The DevOps movement has been resurgent in the past few years as companies look to improve their delivery capabilities to meet rapidly shifting market needs and business priorities. Many have been preaching how companies should actually become not just robust and agile, but in fact “anti fragile” with the ability to expect failures and adapt to them. The likes of Google, Amazon and Netflix embody this agile and anti-fragile philosophy, and traditional business houses facing increasingly uncertain and competitive markets want to borrow a chapter from their books and become agile and anti-fragile as well, and DevOps is high on their list as a means to achieve that.
DevOps is a loose constellation of philosophies, approaches, work practices, technologies and tactics to enable anti fragility in the development and delivery of software and business systems. In the DevOps world, traditional software development and delivery with its craft and cottage industry approaches is turned on its head. Software development is fraught with inherent risks and challenges, which DevOps confronts and embraces. The concept seems exciting, a lot of companies are talking about it, some claim to do it, but nobody really understands how to do it!
The much available literature on DevOps talks about everything being continuous in the DevOps world: Continuous Integration, Continuous Delivery and Continuous Feedback. Not only does this literature fail to address how the concept translates into reality, but also it takes a overly simplistic view of the change involved: use Chef to automate your deployment, or use Jenkins continuous integration server to do “continuous integration”. To be fair, the concept of DevOps is still evolving. However, much can be done to educate the common folk on the conceptual underpinnings of DevOps before jumping to the more mundane and mechanistic aspects.

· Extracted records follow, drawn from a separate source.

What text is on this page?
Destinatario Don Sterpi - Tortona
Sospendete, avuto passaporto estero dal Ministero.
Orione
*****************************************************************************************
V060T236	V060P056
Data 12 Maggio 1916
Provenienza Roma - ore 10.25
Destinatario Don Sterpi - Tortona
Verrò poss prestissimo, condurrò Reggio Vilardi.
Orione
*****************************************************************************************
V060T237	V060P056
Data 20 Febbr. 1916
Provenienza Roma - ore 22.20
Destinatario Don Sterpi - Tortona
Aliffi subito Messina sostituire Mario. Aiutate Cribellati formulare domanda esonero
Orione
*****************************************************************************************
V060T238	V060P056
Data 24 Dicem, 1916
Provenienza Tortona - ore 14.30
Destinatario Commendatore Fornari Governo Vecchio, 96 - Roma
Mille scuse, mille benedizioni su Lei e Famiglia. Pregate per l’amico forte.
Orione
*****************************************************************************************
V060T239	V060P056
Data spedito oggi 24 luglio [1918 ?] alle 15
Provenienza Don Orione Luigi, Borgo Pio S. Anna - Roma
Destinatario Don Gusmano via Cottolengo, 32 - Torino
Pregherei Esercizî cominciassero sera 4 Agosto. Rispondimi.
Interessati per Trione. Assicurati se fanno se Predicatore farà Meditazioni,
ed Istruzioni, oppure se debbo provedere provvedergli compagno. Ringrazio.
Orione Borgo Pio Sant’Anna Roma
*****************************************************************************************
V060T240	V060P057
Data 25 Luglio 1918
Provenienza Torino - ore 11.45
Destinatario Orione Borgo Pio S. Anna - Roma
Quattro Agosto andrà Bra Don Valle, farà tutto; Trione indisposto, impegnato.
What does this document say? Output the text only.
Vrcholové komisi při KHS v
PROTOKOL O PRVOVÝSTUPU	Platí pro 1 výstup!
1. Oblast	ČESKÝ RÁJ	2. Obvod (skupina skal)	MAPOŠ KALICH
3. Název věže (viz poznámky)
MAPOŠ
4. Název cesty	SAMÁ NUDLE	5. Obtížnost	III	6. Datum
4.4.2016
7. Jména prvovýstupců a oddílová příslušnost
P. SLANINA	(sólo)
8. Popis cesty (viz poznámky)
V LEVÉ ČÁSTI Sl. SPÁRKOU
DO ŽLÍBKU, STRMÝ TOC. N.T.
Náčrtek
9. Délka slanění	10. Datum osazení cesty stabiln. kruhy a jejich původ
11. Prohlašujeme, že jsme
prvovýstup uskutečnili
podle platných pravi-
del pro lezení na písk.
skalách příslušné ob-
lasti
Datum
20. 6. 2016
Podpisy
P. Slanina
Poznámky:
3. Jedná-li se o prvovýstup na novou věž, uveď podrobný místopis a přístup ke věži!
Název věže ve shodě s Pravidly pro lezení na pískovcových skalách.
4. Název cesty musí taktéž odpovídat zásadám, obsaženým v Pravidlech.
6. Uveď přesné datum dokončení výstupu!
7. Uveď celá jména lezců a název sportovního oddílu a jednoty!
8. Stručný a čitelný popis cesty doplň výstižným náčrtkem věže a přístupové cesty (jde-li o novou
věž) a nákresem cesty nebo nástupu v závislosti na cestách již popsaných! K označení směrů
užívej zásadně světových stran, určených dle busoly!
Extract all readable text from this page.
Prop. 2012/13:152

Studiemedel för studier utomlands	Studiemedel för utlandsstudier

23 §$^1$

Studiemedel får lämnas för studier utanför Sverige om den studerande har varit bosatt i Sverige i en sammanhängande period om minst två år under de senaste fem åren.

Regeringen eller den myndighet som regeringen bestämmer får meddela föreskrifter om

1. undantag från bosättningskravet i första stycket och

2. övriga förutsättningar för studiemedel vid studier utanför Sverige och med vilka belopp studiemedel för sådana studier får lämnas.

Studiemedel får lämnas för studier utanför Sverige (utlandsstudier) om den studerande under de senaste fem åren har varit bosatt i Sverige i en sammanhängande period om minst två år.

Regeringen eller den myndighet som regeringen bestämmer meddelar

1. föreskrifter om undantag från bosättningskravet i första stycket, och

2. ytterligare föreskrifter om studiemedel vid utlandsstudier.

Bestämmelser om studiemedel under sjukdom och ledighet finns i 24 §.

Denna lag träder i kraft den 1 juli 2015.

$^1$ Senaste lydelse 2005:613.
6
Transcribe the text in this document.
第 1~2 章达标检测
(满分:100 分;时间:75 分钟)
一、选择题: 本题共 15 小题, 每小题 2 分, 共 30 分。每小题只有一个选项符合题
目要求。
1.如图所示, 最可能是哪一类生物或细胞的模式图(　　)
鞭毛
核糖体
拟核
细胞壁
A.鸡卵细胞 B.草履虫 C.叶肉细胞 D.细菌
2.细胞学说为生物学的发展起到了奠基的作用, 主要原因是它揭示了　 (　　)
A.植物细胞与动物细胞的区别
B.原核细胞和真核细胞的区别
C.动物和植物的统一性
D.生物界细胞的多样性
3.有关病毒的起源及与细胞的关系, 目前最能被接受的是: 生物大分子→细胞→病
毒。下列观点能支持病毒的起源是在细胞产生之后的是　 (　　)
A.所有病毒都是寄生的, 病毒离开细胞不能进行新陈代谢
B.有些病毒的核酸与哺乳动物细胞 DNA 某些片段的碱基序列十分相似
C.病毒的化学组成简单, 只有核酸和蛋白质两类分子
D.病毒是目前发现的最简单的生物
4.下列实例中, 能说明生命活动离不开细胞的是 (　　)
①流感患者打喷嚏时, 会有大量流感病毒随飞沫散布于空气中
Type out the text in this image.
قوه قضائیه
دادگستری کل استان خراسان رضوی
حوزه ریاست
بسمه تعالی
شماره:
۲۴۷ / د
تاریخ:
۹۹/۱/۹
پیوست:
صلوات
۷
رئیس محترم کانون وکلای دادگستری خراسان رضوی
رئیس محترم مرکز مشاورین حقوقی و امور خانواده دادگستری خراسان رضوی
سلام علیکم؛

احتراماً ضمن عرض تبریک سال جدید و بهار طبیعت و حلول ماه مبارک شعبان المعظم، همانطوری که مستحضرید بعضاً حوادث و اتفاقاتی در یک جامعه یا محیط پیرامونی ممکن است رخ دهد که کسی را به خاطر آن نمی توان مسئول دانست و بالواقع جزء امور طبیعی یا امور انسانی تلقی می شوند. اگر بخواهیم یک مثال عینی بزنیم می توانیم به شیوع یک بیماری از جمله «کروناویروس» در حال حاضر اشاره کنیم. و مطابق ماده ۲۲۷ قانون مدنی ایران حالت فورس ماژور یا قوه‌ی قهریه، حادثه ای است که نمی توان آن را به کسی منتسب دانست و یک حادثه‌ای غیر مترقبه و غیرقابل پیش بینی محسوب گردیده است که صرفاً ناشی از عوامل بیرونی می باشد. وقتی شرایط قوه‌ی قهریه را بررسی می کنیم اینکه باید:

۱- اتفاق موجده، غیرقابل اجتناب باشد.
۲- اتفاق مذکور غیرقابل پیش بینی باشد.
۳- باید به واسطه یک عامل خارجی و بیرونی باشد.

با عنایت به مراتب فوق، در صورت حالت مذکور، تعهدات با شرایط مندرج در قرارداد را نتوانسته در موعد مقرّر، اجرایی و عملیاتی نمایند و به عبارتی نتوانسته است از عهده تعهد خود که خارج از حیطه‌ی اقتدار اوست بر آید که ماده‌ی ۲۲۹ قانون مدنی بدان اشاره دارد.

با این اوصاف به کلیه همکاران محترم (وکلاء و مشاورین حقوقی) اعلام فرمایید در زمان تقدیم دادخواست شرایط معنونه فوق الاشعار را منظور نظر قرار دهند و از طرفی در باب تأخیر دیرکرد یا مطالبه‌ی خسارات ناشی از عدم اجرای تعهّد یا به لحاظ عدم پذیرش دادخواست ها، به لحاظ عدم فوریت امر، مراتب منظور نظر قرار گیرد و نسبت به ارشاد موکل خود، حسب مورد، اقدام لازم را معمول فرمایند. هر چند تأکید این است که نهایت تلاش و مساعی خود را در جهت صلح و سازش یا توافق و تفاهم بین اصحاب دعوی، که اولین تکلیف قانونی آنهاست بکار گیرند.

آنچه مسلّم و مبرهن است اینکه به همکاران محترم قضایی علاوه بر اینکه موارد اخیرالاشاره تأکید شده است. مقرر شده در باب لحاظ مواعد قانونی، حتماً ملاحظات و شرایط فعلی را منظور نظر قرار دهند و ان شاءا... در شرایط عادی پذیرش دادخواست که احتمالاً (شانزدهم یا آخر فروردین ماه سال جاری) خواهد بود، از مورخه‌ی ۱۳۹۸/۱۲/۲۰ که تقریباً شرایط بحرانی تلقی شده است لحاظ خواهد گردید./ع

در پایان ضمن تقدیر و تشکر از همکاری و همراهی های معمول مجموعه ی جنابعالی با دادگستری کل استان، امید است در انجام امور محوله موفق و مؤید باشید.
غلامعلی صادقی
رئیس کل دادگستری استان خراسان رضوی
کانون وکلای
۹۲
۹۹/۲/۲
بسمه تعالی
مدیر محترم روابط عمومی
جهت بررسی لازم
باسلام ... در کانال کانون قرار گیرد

DevOps is much more of a methodology, process and cultural change than anything else. The concept borrows heavily from existing manufacturing methodologies and practices such as Lean and Kanban and extends existing thinking around lean software development to the enterprise. Whereas the traditional software development approach is based on a “push” model, DevOps focuses on building a continuous delivery pipeline in which things are “pulled” actively by different teams as required to keep the pipeline going at all times. It takes the agile development and delivery methodologies such as Scrum and XP and extends them into operations so as to enable not just agile development, but agile delivery as well. And it attempts to address the frequently cantankerous relationship between those traditionally separated groups of development and operations into a synergistic mutually supportive one. Even within the development sphere, DevOps aims to bring various players including development, testing & QA, and build management together by encouraging teams to take on responsibilities beyond their immediate role (e.g., development taking on more of testing) and empowering traditionally relegated roles to positions of influence (e.g., build manager taking developers to task for fixing broken builds).
We are still in early days with the DevOps movement, and until we witness real life references and case studies of how DevOps has been implemented end-to-end, learning about DevOps will be a bit of an academic exercise. Having said that, some literature does come close to actually articulating what it means to put in practice such concepts as Continuous Delivery and Continuous Integration. To the curious, I would recommend the Martin Fowler Signature Series of books on the two topics. Although agonizingly technical, the two books do a good job of getting down to the brasstacks. My future posts on DevOps will be an attempt to synthesize some of the teachings from those books into management summaries.